If you have been wanting to become very close to God . . . and if you keep up your mental prayer regularly and try to live a good Catholic Christian life, it may be that you feel that you are failing to become holy, failing to let God take possession of His temple.  If on this account you have a kind of background feeling that you are not getting anywhere in your spiritual life, it may well be that you are deficient in the virtue of hope, a virtue which allows Simeon and Anna and all little souls to see great things under insignificant appearances when God acts.  It is a virtue that looks so hard at God and His goodness and His mercy that it hardly sees itself at all.

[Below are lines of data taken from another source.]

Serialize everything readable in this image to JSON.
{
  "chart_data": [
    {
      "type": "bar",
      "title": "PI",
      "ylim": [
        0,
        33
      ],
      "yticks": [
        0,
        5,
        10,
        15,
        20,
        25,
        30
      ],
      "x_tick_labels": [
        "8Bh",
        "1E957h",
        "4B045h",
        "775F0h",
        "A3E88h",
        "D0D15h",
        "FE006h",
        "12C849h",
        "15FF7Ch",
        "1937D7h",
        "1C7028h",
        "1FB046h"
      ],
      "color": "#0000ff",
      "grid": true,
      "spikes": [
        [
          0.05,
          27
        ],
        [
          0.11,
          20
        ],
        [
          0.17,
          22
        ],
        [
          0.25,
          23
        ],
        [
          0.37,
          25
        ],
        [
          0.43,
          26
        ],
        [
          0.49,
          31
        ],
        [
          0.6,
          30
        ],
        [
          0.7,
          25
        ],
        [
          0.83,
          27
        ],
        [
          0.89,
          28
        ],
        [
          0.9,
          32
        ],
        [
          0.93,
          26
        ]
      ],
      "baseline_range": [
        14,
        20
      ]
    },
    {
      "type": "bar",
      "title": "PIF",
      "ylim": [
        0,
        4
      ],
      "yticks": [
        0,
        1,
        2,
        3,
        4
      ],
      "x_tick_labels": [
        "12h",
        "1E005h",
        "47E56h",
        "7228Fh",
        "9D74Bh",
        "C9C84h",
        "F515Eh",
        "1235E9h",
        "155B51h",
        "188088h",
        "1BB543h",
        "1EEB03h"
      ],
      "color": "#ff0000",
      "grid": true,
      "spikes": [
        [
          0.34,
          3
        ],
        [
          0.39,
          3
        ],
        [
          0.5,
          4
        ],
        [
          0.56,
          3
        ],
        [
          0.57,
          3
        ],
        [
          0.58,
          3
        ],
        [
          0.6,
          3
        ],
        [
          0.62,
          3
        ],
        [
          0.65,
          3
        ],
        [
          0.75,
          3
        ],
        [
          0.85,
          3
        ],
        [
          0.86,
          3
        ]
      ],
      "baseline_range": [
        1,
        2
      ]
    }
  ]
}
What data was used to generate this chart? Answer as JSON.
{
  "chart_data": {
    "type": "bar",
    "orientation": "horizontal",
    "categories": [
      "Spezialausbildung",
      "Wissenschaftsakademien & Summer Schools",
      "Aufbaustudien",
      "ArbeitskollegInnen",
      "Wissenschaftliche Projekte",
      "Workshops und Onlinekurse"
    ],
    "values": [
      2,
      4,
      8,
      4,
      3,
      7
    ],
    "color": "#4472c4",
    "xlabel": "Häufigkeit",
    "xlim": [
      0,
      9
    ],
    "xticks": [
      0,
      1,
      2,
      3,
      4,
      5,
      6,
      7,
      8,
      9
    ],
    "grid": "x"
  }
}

When you come to God in prayer and in the liturgy, it may be that you are aware of not being able to concentrate, or not being able to feel great devotion, or not feeling on fire with love for God.  You may feel almost dead spiritually.  Instead of letting these things depress you and make you think that our Messiah has not come to take possession of His temple, I suggest that you consider whether He is not in fact so present and so guiding the course of your life by His providence that all these defects that you still have, despite your prayers and desires, are left there to refine you, a refiner’s fire.  They are just the material that the virtue of hope feeds on.  Use these unsatisfactory things about yourself, your spiritual poverty, as food for trust in the mercy of God, the virtue of hope, and do it in the arms of Mary, the Mother of God and our Mother.